CAP 1871 updated regulatory policy following HAL’s increased forecasts of Category B and ‘early’ Category C costs (early Category C costs are those incurred before the grant of a DCO).
CAP 1871 favoured a scenario put forward by HAL in response to a consultation held by the CAA in July 2019 which would result in a delay to the new runway’s 2026 target, but would reduce the amount spent in relation to early Category C costs. There will be further regulatory arrangements to be made in relation to Category C costs in due course, however the draft licence condition consulted upon in the publication proposes a cap on early Category C costs of £1.6 billion and an operational delivery date of 2029. HAL had estimated their early Category C costs would be £2.4 billion in order to bring the runway forward in 2026.
Competing Development Consent application
HAL are not the only party who are looking to expand at Heathrow Airport; Heathrow West Limited (“HWL”) (supported by the Arora Group, a privately owned hotel, property and construction consortium) submitted a scoping report to the Planning Inspectorate, which has subsequently issued a scoping opinion for HWL’s proposals to overlap and replace some element’s of HAL’s expansion scheme. HWL’s main consultation document includes a high level overview of the components of expansion it would look to bring forward, which include a terminal facility, alterations to roads (including the M25) and expansion of the airfield to service the new runway, amongst other things and claims that its plans will introduce competition at Heathrow Airport. However, the proposals rely on HAL bringing forward the runway itself.

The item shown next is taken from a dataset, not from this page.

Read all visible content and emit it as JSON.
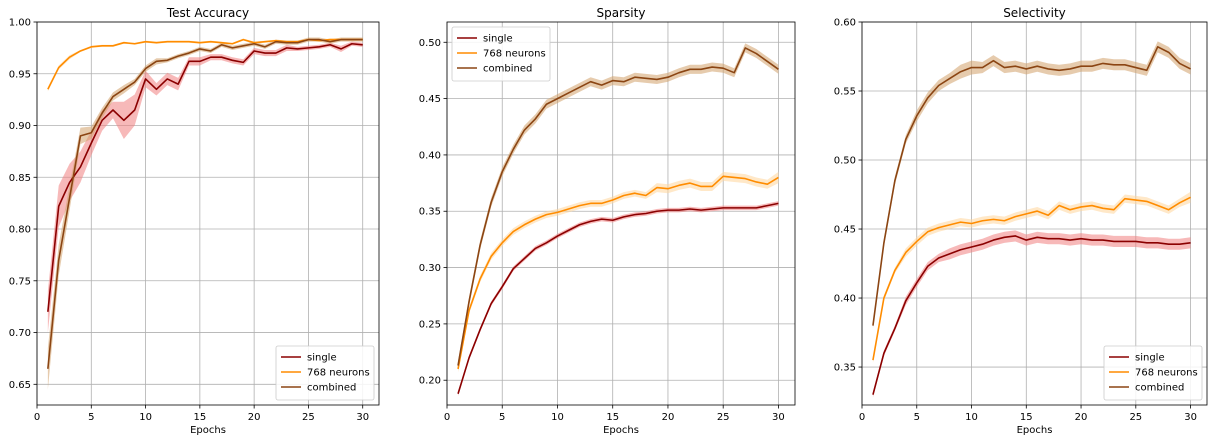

If both applications are submitted, this would be the first time there have been competing development consent applications. It remains to be seen how this would work in practice if both parties are successful, especially as HWL’s proposals are reliant on HAL bringing forward the runway and would amend or replace elements of HAL’s scheme.
It’s no secret the aviation industry has been hit hard by COVID-19. HAL has called the pandemic ‘the biggest crisis the aviation sector has ever experienced’ in its written evidence to the government’s Transport Committee (which can be seen here). During the Transport Committee’s meeting on ‘Coronavirus: the implications for transport’, HAL’s Chief Executive, John Holland-Kaye, confirmed despite the pandemic, they still intend to pursue the appeal to the Supreme Court). However, he also mentioned the need for expansion being contingent on the economy recovering after the pandemic.
The outcome of the Supreme Court hearing in October will no doubt be the most influential factor as to whether the expansion will go ahead. However, the impact of COVID-19 could mean further delays than those already made manifest by the CAA’s regulation on costs. If the expansion is brought forward, it remains to be seen whether there will be one promoter or two, depending on which party (or parties) are granted development consent.
The Court of Appeal judgment has already led to a claim being issued to challenge the government’s National Policy Statements for Energy Infrastructure (EN1 to EN6). The Planning Act 2008 requires the Secretary of State to review National Policy Statements when he thinks it appropriate to do so and the claimants are alleging the government’s net-zero carbon by 2050 commitment as well as the ratification of the Paris Agreement should have triggered that requirement. The claimants rely on the Court of Appeal judgment on the ANPS and so, depending on the Supreme Court outcome, could mean the repercussions of the designation of National Policy Statements reach further than just Heathrow.